Ce modèle, appelé “Life2vec”, a “analysé des données – âge, santé, éducation, emploi, revenus et autres événements de la vie – de plus de 6 millions de personnes originaires du Danemark, fournies par le gouvernement du pays”.

Des prédictions à 78 % correctes

Le modèle a appris à assimiler des informations sur la vie des personnes concernées, dans des phrases telles que : “En septembre 2012, Francisco a reçu 20 000 couronnes danoises en tant que gardien dans un château d’Elseneur.” Ou encore : “Au cours de sa troisième année au lycée, Hermione a suivi cinq cours optionnels.”

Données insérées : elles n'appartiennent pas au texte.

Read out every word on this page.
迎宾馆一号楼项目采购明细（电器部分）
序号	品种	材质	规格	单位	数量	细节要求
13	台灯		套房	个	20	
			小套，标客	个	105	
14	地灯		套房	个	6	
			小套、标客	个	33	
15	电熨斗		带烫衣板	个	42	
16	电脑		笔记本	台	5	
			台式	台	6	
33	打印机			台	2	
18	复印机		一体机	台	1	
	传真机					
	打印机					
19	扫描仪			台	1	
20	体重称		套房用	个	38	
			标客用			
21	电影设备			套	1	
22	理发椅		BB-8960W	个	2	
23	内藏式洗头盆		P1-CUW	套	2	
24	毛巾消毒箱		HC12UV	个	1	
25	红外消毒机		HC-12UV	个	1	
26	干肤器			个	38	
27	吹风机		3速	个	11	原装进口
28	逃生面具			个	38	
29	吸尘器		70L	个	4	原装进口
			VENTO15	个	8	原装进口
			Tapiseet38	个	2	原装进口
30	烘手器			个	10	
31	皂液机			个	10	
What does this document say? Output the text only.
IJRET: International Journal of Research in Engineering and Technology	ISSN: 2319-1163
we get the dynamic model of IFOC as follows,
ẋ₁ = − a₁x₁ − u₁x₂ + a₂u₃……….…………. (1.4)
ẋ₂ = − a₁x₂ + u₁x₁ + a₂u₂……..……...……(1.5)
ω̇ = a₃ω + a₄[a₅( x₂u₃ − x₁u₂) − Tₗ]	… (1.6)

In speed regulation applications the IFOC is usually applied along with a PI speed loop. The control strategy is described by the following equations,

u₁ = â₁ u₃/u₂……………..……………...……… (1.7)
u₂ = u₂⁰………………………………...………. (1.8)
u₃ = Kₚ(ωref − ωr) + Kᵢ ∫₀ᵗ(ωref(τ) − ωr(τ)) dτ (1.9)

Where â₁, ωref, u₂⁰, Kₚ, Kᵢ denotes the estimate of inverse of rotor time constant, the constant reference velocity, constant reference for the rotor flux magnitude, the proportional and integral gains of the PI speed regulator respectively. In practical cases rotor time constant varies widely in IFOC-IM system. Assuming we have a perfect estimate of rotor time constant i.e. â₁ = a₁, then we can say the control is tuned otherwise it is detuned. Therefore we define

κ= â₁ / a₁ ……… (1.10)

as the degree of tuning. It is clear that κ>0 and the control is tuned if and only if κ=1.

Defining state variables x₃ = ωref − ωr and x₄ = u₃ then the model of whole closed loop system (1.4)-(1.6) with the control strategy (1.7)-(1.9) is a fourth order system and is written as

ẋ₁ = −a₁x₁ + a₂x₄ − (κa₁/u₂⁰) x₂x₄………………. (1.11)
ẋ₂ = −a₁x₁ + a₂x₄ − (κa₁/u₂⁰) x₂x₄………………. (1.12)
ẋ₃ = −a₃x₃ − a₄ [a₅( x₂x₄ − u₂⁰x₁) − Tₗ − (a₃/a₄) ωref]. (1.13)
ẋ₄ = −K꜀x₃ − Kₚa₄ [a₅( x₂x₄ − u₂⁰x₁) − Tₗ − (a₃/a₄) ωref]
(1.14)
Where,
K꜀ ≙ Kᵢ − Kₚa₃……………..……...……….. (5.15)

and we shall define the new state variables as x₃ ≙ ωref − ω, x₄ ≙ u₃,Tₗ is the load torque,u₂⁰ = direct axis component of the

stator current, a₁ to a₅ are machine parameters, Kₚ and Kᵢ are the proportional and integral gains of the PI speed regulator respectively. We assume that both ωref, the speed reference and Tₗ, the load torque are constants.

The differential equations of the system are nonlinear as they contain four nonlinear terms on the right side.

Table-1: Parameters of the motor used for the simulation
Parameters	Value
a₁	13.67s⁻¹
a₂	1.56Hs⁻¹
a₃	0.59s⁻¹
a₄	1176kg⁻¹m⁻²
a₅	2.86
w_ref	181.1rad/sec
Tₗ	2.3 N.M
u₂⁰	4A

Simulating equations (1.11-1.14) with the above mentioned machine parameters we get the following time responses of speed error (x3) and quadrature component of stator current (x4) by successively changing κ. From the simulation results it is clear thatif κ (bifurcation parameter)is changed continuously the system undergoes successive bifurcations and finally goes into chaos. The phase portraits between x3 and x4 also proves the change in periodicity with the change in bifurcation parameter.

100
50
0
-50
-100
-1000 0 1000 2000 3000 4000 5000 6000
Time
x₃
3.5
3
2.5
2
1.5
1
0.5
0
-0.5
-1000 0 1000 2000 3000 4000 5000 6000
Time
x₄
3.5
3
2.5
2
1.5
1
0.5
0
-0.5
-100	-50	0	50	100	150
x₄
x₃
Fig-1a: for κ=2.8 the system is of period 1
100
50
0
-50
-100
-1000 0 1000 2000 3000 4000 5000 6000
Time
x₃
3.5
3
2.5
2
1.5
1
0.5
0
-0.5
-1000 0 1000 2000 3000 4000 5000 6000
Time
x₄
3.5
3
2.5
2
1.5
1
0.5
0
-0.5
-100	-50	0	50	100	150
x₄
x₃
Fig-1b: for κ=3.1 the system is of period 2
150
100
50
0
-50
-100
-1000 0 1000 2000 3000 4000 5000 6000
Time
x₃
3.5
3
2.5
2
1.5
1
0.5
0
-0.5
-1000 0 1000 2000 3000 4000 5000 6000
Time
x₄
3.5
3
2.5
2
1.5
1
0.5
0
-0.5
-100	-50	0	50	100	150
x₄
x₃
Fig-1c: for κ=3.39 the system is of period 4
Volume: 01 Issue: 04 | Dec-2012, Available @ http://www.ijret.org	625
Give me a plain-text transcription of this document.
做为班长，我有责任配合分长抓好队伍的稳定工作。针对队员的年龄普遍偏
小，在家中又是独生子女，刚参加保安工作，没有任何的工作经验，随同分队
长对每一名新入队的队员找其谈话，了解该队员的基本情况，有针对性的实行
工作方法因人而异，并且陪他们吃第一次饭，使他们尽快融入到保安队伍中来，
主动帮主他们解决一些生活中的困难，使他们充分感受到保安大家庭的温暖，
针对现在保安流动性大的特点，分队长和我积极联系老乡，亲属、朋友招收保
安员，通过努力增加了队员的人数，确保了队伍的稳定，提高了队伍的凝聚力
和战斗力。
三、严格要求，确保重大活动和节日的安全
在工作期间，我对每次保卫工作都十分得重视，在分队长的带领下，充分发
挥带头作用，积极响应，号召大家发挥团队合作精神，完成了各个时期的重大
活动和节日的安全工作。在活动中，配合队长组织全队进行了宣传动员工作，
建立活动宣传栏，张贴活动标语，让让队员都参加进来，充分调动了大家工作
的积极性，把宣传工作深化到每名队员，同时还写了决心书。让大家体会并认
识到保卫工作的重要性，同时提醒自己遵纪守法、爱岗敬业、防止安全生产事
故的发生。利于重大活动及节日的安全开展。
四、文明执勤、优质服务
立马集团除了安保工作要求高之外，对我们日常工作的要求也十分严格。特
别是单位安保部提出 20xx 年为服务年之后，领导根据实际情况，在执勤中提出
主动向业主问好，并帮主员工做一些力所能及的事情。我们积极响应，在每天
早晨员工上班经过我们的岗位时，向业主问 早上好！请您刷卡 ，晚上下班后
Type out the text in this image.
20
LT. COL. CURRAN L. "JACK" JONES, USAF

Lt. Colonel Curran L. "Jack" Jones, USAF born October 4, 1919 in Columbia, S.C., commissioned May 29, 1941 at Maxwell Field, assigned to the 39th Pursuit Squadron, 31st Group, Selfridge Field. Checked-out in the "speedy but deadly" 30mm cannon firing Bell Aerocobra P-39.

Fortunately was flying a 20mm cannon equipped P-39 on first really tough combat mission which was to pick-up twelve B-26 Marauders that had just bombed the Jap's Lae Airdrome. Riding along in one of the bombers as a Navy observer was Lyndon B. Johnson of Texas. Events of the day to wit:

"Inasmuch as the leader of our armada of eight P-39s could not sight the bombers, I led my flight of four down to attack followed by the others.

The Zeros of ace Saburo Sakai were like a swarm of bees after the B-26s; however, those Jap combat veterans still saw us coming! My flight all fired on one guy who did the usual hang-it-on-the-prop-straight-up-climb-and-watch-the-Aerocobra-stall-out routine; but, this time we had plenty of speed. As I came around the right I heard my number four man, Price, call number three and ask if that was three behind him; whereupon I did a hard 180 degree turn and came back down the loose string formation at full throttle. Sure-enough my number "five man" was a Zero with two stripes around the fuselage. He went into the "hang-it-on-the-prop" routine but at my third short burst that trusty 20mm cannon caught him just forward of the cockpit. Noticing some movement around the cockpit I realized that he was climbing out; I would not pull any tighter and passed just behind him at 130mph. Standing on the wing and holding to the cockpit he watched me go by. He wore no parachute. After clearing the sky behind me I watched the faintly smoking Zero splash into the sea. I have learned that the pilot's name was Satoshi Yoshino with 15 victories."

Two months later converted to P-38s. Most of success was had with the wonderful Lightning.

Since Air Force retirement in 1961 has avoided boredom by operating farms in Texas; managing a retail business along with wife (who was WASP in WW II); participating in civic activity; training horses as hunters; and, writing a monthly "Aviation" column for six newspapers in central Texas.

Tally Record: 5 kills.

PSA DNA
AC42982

Sune Lehmann, professeur de “réseaux et sciences de la complexité” à l’université technique du Danemark, a déclaré sur le site universitaire Northeastern Global News que “toute l’histoire d’une vie humaine, en un sens, peut aussi être considérée comme une très longue phrase décrivant ce qui est arrivé à une personne”. C’est à partir de l’analyse de ces vies retranscrites en séquences d’événements que les prédictions ont été faites.

En assimilant toutes ces informations, l’outil a été capable de prédire correctement, dans 78 % des cas, les morts qui sont survenues jusqu’en 2020 – c’est-à-dire au cours des quatre années qui ont suivi le début de l’étude. Et le modèle est également parvenu à prédire d’autres éléments, tels que “des décisions de partir vivre à l’étranger”.

La question des données privées

Sune Lehmann précise en revanche qu’aucun individu concerné n’a été mis au courant des prédictions concernant sa propre mort. “Cela aurait été vraiment irresponsable”, a-t-il déclaré.

Les scientifiques à l’origine de ces travaux insistent d’ailleurs sur la nécessité de protéger les données personnelles de toutes les personnes dont la trajectoire de vie est susceptible d’être analysée par “Life2vec”. “Les lois danoises sur la vie privée rendraient illégal son usage pour la prise de décision à propos des individus, comme la rédaction de polices d’assurance ou des décisions concernant l’embauche.”

Les créateurs de ce modèle prédictif le voient “moins comme un produit fini que comme le point de départ d’une conversation” sur les usages de l’IA, peut-on lire sur le site de Northeastern Global News. Ce que ces recherches révèlent, en tout cas, est “une mauvaise nouvelle pour les défenseurs de l’humain”, analyse le Washington Post : car “pendant des décennies, l’un des principaux arguments contre l’utilisation de l’IA a été que les êtres humains sont trop spéciaux, trop magiques pour être réduits à des schémas et des probabilités”. Or, conclut le titre, ces résultats montrent l’inverse :

“Les preuves ne cessent de s’accumuler. Ce que nous faisons peut être reproduit parce que nous nous répétons sans cesse.”

Autrement dit, notre mort est prévisible car nous le sommes aussi.